Published August 25, 2021
Justice Qazi Faez Isa says in letter to chief justice that if new bench continues to hear journalists' harassment case then it will be a transgression of the Constitution. — SC website/File
Justice Qazi Faez Isa says in letter to chief justice that if new bench continues to hear journalists' harassment case then it will be a transgression of the Constitution. — SC website/File

Justice Qazi Faez Isa has penned a letter to the Chief Justice of Pakistan (CJP), questioning the decision to form a larger bench in the journalists’ harassment case and terming the formation of the new bench a transgression of the Constitution, it emerged on Wednesday.

On August 20, a two-judge Supreme Court (SC) bench, comprising Justice Isa and Justice Jamal Khan Mandokhel, had taken up the case on an application moved by the Press Association of the Supreme Court, which highlighted frequent incidents of harassment of journalists.

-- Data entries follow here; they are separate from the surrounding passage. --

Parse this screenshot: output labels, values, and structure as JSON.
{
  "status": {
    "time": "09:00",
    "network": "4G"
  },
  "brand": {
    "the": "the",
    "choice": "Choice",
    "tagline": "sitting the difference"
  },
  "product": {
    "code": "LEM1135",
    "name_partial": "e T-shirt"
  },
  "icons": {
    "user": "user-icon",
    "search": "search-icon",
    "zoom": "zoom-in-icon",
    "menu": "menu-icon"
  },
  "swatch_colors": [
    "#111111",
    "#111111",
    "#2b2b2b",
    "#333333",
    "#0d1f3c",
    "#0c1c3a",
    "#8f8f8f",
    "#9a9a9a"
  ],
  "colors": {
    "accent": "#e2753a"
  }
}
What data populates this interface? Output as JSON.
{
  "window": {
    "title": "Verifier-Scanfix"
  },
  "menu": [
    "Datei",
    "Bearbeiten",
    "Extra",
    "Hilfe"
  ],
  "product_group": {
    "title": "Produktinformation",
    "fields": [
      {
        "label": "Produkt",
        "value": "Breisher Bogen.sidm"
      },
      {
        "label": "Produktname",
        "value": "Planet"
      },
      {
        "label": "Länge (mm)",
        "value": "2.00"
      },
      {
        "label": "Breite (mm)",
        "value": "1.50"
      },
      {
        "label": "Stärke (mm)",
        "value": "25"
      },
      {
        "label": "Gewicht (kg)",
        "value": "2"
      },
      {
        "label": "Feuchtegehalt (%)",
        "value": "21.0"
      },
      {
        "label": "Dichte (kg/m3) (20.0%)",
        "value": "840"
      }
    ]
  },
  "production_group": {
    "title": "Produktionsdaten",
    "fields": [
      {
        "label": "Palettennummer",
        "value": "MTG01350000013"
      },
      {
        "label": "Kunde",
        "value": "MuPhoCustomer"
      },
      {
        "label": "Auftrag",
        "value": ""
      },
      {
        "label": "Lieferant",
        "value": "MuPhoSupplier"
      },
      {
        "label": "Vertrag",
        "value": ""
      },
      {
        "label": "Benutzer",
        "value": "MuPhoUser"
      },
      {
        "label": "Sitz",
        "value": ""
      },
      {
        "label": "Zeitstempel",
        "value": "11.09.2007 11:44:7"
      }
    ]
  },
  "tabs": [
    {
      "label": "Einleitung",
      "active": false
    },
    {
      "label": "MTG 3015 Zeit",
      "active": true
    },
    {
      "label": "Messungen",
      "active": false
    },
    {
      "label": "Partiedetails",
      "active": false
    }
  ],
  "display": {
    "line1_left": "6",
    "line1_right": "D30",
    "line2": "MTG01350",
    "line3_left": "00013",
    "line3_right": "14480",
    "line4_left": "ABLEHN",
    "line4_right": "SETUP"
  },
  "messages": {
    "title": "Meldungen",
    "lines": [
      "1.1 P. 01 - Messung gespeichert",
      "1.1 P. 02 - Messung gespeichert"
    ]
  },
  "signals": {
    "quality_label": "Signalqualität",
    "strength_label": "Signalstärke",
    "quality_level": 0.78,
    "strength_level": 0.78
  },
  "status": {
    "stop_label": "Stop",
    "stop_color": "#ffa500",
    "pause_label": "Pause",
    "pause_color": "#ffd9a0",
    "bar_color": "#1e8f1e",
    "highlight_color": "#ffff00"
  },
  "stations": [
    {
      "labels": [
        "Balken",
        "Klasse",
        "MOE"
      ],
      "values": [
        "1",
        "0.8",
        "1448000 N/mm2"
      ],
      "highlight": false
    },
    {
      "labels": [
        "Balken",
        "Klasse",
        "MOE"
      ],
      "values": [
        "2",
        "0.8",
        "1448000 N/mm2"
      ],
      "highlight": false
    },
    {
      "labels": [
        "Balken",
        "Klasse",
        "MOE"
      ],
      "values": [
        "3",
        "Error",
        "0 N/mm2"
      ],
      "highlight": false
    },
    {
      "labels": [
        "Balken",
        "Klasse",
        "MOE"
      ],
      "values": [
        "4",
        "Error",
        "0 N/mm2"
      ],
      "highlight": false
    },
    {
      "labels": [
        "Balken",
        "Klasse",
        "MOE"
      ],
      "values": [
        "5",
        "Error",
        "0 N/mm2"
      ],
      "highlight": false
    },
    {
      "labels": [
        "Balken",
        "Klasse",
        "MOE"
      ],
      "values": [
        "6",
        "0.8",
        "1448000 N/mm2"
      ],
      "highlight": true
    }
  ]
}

In an order issued the same day, the two-judge bench said that since the application had raised matters of public importance with reference to the enforcement of fundamental rights, it met the criteria for invoking the suo motu jurisdiction of the SC under Article 184(3) of the Constitution.

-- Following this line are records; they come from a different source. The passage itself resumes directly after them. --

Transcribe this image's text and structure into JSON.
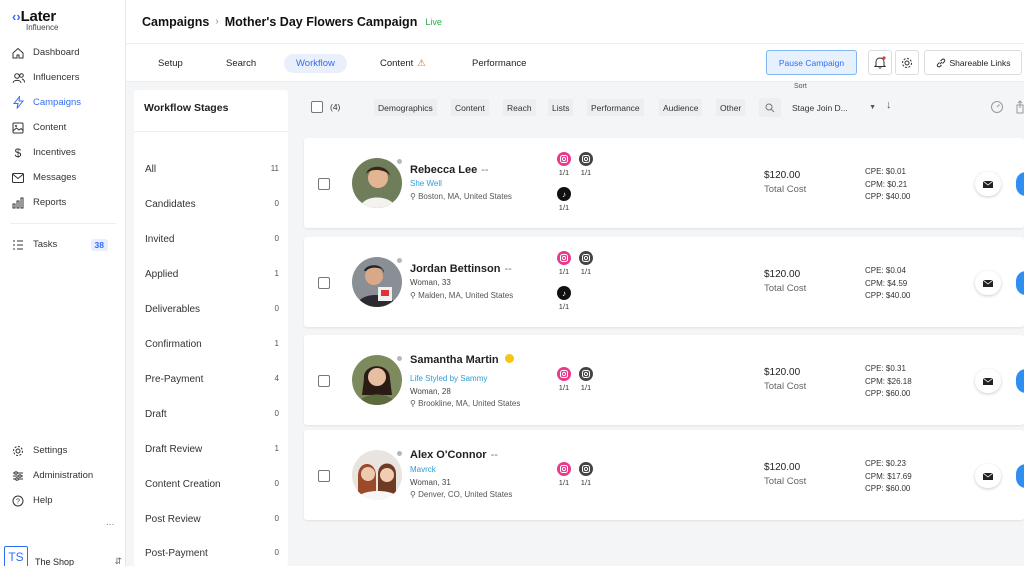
{
  "logo": {
    "brand": "Later",
    "sub": "Influence"
  },
  "sidebar": {
    "items": [
      {
        "label": "Dashboard",
        "icon": "home-icon"
      },
      {
        "label": "Influencers",
        "icon": "users-icon"
      },
      {
        "label": "Campaigns",
        "icon": "bolt-icon",
        "active": true
      },
      {
        "label": "Content",
        "icon": "image-icon"
      },
      {
        "label": "Incentives",
        "icon": "dollar-icon"
      },
      {
        "label": "Messages",
        "icon": "mail-icon"
      },
      {
        "label": "Reports",
        "icon": "bar-chart-icon"
      }
    ],
    "tasks": {
      "label": "Tasks",
      "count": "38"
    },
    "bottom": [
      {
        "label": "Settings",
        "icon": "gear-icon"
      },
      {
        "label": "Administration",
        "icon": "sliders-icon"
      },
      {
        "label": "Help",
        "icon": "help-icon"
      }
    ],
    "more": "...",
    "shop": {
      "initials": "TS",
      "name": "The Shop"
    }
  },
  "header": {
    "section": "Campaigns",
    "separator": "›",
    "campaign": "Mother's Day Flowers Campaign",
    "status": "Live"
  },
  "tabs": [
    {
      "label": "Setup"
    },
    {
      "label": "Search"
    },
    {
      "label": "Workflow",
      "active": true
    },
    {
      "label": "Content",
      "warning": true
    },
    {
      "label": "Performance"
    }
  ],
  "actions": {
    "pause": "Pause Campaign",
    "share": "Shareable Links"
  },
  "stages": {
    "title": "Workflow Stages",
    "items": [
      {
        "label": "All",
        "count": "11"
      },
      {
        "label": "Candidates",
        "count": "0"
      },
      {
        "label": "Invited",
        "count": "0"
      },
      {
        "label": "Applied",
        "count": "1"
      },
      {
        "label": "Deliverables",
        "count": "0"
      },
      {
        "label": "Confirmation",
        "count": "1"
      },
      {
        "label": "Pre-Payment",
        "count": "4"
      },
      {
        "label": "Draft",
        "count": "0"
      },
      {
        "label": "Draft Review",
        "count": "1"
      },
      {
        "label": "Content Creation",
        "count": "0"
      },
      {
        "label": "Post Review",
        "count": "0"
      },
      {
        "label": "Post-Payment",
        "count": "0"
      }
    ]
  },
  "filters": {
    "selected_count": "(4)",
    "chips": [
      "Demographics",
      "Content",
      "Reach",
      "Lists",
      "Performance",
      "Audience",
      "Other"
    ],
    "sort_label": "Sort",
    "sort_value": "Stage Join D..."
  },
  "influencers": [
    {
      "name": "Rebecca Lee",
      "more": "--",
      "handle": "She Well",
      "demo": "",
      "location": "Boston, MA, United States",
      "socials": [
        {
          "type": "instagram",
          "count": "1/1"
        },
        {
          "type": "instagram-gray",
          "count": "1/1"
        },
        {
          "type": "tiktok",
          "count": "1/1"
        }
      ],
      "cost": "$120.00",
      "cost_label": "Total Cost",
      "cpe": "CPE: $0.01",
      "cpm": "CPM: $0.21",
      "cpp": "CPP: $40.00"
    },
    {
      "name": "Jordan Bettinson",
      "more": "--",
      "handle": "",
      "demo": "Woman, 33",
      "location": "Malden, MA, United States",
      "socials": [
        {
          "type": "instagram",
          "count": "1/1"
        },
        {
          "type": "instagram-gray",
          "count": "1/1"
        },
        {
          "type": "tiktok",
          "count": "1/1"
        }
      ],
      "cost": "$120.00",
      "cost_label": "Total Cost",
      "cpe": "CPE: $0.04",
      "cpm": "CPM: $4.59",
      "cpp": "CPP: $40.00"
    },
    {
      "name": "Samantha Martin",
      "more": "",
      "verified": true,
      "handle": "Life Styled by Sammy",
      "demo": "Woman, 28",
      "location": "Brookline, MA, United States",
      "socials": [
        {
          "type": "instagram",
          "count": "1/1"
        },
        {
          "type": "instagram-gray",
          "count": "1/1"
        }
      ],
      "cost": "$120.00",
      "cost_label": "Total Cost",
      "cpe": "CPE: $0.31",
      "cpm": "CPM: $26.18",
      "cpp": "CPP: $60.00"
    },
    {
      "name": "Alex O'Connor",
      "more": "--",
      "handle": "Mavrck",
      "demo": "Woman, 31",
      "location": "Denver, CO, United States",
      "socials": [
        {
          "type": "instagram",
          "count": "1/1"
        },
        {
          "type": "instagram-gray",
          "count": "1/1"
        }
      ],
      "cost": "$120.00",
      "cost_label": "Total Cost",
      "cpe": "CPE: $0.23",
      "cpm": "CPM: $17.69",
      "cpp": "CPP: $60.00"
    }
  ],
  "colors": {
    "accent": "#2f6df6",
    "live": "#2fa84f",
    "instagram": "#e8398d",
    "handle": "#2f9cd6"
  }
}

However, Justice Umar Ata Bandial, who is the acting chief justice at present since Justice Gulzar Ahmed is abroad on leave, proceeded to constitute a larger five-judge bench on Saturday to provide clarity with regard to the invocation of the court’s suo motu jurisdiction.

The larger bench includes Justice Umar Ata Bandial, Justice Ijazul Ahsan, Justice Munib Akhtar, Justice Qazi Muhammad Amin Ahmad and Justice Muhammad Ali Mazhar.

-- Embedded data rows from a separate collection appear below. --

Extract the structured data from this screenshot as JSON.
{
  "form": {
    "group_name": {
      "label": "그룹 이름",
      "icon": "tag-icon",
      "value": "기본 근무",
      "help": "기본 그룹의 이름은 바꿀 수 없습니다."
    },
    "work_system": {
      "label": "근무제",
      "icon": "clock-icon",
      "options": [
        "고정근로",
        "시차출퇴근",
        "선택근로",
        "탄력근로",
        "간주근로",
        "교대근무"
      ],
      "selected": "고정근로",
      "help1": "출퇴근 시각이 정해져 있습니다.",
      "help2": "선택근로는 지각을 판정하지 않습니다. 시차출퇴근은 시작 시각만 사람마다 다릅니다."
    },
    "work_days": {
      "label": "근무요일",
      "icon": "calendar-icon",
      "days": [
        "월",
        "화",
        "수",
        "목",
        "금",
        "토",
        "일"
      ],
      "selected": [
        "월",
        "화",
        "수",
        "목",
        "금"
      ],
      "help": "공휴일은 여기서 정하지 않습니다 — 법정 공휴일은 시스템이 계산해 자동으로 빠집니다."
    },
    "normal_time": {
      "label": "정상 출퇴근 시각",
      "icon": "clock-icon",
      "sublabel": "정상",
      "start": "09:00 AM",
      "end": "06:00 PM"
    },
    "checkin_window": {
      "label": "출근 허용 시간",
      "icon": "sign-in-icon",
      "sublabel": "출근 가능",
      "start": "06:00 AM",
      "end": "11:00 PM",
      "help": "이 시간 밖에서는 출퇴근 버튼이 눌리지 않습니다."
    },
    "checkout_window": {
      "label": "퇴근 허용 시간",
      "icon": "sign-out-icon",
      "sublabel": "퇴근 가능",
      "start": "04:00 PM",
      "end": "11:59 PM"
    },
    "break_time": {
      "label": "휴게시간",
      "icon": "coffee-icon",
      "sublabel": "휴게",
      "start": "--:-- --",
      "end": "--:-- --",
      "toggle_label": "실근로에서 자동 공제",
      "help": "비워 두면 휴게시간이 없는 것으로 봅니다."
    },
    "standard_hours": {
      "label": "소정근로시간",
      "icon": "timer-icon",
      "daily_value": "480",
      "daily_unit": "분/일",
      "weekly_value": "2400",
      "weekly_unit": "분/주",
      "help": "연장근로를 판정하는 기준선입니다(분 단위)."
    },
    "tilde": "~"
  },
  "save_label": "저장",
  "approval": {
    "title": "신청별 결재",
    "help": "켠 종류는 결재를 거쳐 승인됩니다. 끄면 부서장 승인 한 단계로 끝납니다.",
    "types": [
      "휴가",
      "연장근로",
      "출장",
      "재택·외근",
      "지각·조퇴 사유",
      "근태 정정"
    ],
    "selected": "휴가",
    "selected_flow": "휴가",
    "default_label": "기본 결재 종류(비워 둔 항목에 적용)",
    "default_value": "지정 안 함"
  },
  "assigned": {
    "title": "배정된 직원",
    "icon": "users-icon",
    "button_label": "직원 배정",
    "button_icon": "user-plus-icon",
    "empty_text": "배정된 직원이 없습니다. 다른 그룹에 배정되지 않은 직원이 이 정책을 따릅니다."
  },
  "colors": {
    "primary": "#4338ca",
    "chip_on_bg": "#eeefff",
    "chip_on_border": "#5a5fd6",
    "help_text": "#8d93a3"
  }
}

The new bench then put the Aug 20 order in abeyance on Monday and observed that its implementation may obscure and unsettle the practice of invoking suo motu jurisdiction.

Responding to the development, in a letter to the CJP dated Aug 24, Justice Isa said the Constitution detailed the different jurisdictions of the SC and they could also be conferred by law.

"No jurisdiction is conferred which permits one bench to monitor the working of another bench, let alone to hold its orders in abeyance," Justice Isa wrote.

He added that the Constitution did not permit "monitoring jurisdiction" and therefore, the five-member bench did not have the jurisdiction to hear the case.

"If they continue hearing it they will transgress the Constitution. Consequently, any purported order passed by the purported larger bench would be a constitutional nullity, void and of no legal effect," said Justice Isa.

He also said that the two-member bench — comprising him and Justice Jamal Khan Mandokhel — was not informed about the formation of the larger bench, and had not decided anything in the case.

He said that once the case was decided, if anyone felt that it was not dealt with in accordance to the Constitution or the law then they had the option to review it.

Justice Isa argued that if one bench started to monitor the activities and orders of another bench then it would lead to "chaos and the collapse of the judicial system".

"Once the honourable chief justice has constituted the benches then cases should be fixed in routine before such benches without any filtration," he said.

Regarding the Aug 23 order, Justice Isa said it was subject to "a number of misconceptions", adding that the Aug 20 order was passed only after it was noted that the matter was of public importance seeking enforcement of fundamental rights.

He said that the case was "urgent and time sensitive" and needed immediate attention.

"To shy away from exercising powers vested in this court under Article 184(3) of the Constitution [...] in a matter of extreme urgency involving the lives of journalists would, in my opinion, constitute dereliction of duty," he said.

He pointed out that suo motu notices had been taken in the past without considering whether the issues came within the purview of Article 184(3) or fulfilled its mandatory requirements.

Justice Isa also criticised the SC registrar, saying that he had acted to "serve the interest of the executive and to protect his colleagues".

Pointing out that he had worked in the Prime Minister's Office prior to becoming a registrar, Justice Isa said the Constitution mandated the separation of the judiciary from the executive and critiqued the induction of government servants as registrars.